Son günlerin popüler konusu haline gelmeye başladı bu mesele…

Birilerinin gönlünden bu şekilde geçiyor olmalı ki,

“AK Parti’nin liste başına Ankara’nın yazacağı bir adayın gelmesini diliyorlar.”

En azından son günlerde böyle bir taraf oluşmaya başladı!

+++

Sosyal medyada bir akım var yenilerde…

“Bunu kim istemez?” başlığı altında…

Kimlerin kimi isteyip istemeyeceğine dair yorumlar yapılıp, taraflar arasında kıyas yapılıyor.

Galiba AK Parti için liste başının kontenjan bir aday olmasını kimin, kimlerin isteyip istemeyeceğini bu viral gündem içinde yorumlayabiliriz.

+++

O zaman o meşhur soruyu soralım ve cevap arayarak gidelim.

Sual şu;

“AK Parti’nin liste başının Ankara’dan olmasını kim ister?”

Bu soruya en kesin olarak “CHP” yanıtını verebiliriz.

Öyle ya; yerel seçimlerin fatihi, artık genel seçimlerde de bir galibiyet almak ister.

Bunun için AK Parti’nin liste başının şehir dinamiklerinden birisinin olmamasını en çok CHP ister.

Sebebini anlatmaya gerek var mı bilmiyorum.

Parti genel merkezinin böylesi bir tasarrufu, yıllardır partide hazırlık yapan kişileri ve o kişilerin temsil ettiği kitleleri büyük ölçüde demoralize eder.

Zaten pamuk ipliği misali kararsıza bağlayan Eskişehir’deki AK Parti seçmenini farklı seçeneklere yönlendirir…

+++

Başka bir cevap ararsak…

“Ben yoksam, parti de başarısız olsun” mantığını güdenler de bir kontenjan aday istemez mi?
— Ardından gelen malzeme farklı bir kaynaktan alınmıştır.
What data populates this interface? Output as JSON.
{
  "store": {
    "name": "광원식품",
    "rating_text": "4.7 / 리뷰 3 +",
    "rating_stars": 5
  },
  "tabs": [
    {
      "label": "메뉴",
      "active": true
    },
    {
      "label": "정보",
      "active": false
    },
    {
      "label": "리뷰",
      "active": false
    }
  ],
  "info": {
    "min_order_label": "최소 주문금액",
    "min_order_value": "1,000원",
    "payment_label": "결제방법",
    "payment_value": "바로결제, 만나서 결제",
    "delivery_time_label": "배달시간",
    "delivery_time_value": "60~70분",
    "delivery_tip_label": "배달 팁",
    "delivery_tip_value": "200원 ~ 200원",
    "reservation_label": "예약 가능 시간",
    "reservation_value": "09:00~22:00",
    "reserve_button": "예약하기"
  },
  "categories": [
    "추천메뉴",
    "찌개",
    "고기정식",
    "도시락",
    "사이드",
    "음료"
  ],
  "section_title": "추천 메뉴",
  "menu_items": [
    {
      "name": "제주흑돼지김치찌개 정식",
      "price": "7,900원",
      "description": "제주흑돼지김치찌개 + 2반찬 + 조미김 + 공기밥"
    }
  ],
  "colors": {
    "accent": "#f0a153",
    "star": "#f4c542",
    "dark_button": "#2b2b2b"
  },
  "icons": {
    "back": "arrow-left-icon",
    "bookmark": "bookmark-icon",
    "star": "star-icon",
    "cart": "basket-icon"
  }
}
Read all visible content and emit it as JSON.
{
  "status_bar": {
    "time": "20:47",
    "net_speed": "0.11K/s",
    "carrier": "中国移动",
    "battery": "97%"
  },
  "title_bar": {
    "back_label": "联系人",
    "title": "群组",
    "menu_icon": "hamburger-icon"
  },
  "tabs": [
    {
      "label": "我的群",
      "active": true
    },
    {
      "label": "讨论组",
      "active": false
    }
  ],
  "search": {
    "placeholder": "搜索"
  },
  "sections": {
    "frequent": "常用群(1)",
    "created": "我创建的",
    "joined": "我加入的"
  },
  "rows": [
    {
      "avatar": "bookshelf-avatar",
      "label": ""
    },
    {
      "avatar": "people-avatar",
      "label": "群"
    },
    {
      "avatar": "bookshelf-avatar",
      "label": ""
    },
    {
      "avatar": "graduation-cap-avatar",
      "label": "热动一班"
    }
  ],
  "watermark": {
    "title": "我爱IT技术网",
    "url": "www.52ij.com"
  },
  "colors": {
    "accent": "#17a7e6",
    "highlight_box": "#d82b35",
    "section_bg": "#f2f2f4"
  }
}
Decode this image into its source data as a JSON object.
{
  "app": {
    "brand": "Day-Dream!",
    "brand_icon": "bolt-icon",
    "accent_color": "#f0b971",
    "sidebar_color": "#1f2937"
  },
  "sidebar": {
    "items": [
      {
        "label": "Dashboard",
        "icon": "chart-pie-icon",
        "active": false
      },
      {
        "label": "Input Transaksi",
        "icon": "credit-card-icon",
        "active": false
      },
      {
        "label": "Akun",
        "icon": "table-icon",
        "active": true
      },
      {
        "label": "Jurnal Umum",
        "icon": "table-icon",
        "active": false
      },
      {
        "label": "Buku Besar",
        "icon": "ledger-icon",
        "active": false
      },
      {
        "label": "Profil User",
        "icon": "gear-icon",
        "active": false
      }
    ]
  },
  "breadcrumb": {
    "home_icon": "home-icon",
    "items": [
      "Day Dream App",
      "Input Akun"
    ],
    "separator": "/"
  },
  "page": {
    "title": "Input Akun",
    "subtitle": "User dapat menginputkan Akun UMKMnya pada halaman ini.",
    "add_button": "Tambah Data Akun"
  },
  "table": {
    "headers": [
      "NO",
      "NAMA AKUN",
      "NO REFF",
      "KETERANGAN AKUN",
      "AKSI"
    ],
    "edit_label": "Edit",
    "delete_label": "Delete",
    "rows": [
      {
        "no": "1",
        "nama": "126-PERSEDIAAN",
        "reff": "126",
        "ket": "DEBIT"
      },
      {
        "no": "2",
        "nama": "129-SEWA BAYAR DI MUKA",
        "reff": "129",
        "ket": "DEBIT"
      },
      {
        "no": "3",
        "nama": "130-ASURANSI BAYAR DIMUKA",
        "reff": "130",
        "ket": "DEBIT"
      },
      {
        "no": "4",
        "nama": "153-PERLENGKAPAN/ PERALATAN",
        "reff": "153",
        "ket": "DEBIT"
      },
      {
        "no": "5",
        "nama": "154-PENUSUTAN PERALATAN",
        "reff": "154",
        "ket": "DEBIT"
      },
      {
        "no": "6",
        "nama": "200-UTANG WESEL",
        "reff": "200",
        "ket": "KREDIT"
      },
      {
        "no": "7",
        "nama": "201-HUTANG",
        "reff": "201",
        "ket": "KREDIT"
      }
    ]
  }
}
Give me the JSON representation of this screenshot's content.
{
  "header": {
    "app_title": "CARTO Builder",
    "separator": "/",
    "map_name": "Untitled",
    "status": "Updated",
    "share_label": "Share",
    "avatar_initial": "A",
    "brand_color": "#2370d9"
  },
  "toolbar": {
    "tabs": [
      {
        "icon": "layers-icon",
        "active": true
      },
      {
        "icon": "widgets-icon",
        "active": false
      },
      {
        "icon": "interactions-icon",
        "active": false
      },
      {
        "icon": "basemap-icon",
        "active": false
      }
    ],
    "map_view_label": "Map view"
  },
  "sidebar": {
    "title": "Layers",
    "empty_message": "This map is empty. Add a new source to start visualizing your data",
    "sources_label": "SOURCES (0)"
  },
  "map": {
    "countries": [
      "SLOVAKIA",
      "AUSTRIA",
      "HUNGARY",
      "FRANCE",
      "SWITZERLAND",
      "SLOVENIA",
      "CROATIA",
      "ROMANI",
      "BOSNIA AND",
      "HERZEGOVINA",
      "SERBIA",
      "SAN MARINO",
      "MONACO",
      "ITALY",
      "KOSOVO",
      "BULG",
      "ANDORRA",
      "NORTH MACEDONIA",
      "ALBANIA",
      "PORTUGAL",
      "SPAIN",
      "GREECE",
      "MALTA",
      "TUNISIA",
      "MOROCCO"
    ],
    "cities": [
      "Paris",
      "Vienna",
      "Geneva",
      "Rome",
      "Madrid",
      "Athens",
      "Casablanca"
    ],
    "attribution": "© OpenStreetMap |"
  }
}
Bize göre kesinlikle böyle bir tavır içerisine girecekler de olabilir!

Bu siyasetin zaten doğasında olan bir şey.

Hatta kendisini ve temsil ettiği kesimi listede göremeyenler farklı adresler için bile çalışma içerisine girer.

Geçmişte gördük mü, gördük!

Bu da yine AK Parti’de açık arayan diğer partilere yarayacak farklı bir enstrüman olarak ortaya çıkar.

+++

Soruyu değiştirerek devam edelim.

“Ankara’dan liste başına kurulacak bir ismi kim istemez?”

Elbette en başta teşkilatlar.

Yıllardır kar kış demeden kapı kapı dolaşıp siyaset yapan tabanın tepkisi ortaya çıkar.

İçten, sessiz ve çaktırmadan bir tepki diyoruz biz buna.

Sonucu kesinlikle sandığa yansıyan bir tepki.

Daha önce özellikle yerel seçimlerde bunun neticelerini çok açık ve ağır biçimde gördük.

Olası kontenjan aday tercihi, bu sonucu genel seçim sandığına da taşır!

Bir diğeri…

Şehirde AK Parti siyaseti yapan güçlü isimler ve yine partide siyaset yapmak isteyen önemli isimlerin de böyle bir tasarrufu istemeyeceğini açıkça söyleyebiliriz.

“Biz neden siyaset yapıyor, neden onca mesai harcıyoruz?” sorusunu kendilerine soracaklardır.

Dahası aynı soruyu partide siyaset yapmak isteyen ve geniş seçmen tabakasına ulaşma potansiyeli taşıyanlar da soracaktır.

Ortaya yine önemli bir küskün yığını kendiliğinden çıkacaktır.

+++

Lafı uzatmadan bitireyim.

“AK Parti’nin, tarihinin en kritik seçimine giderken, özellikle Eskişehir gibi ucu ucuna kazanılan şehirlerde kontenjan aday gönderme gibi bir lüksü hiç yoktur!”

Bu lükse kaçılırsa, genel seçimlerin kazanıldığı Eskişehir de 2023’te elden kaçar.

Bunun zeminini şimdiden görüyor ve kokluyoruz.

O yüzden AK Parti’nin Eskişehir’deki dengeleri daha çok gözetmesinden ve şehrin dinamiklerinden bir liste yapmasından başka şimdilik bir seçeneği yok gibi görünüyor.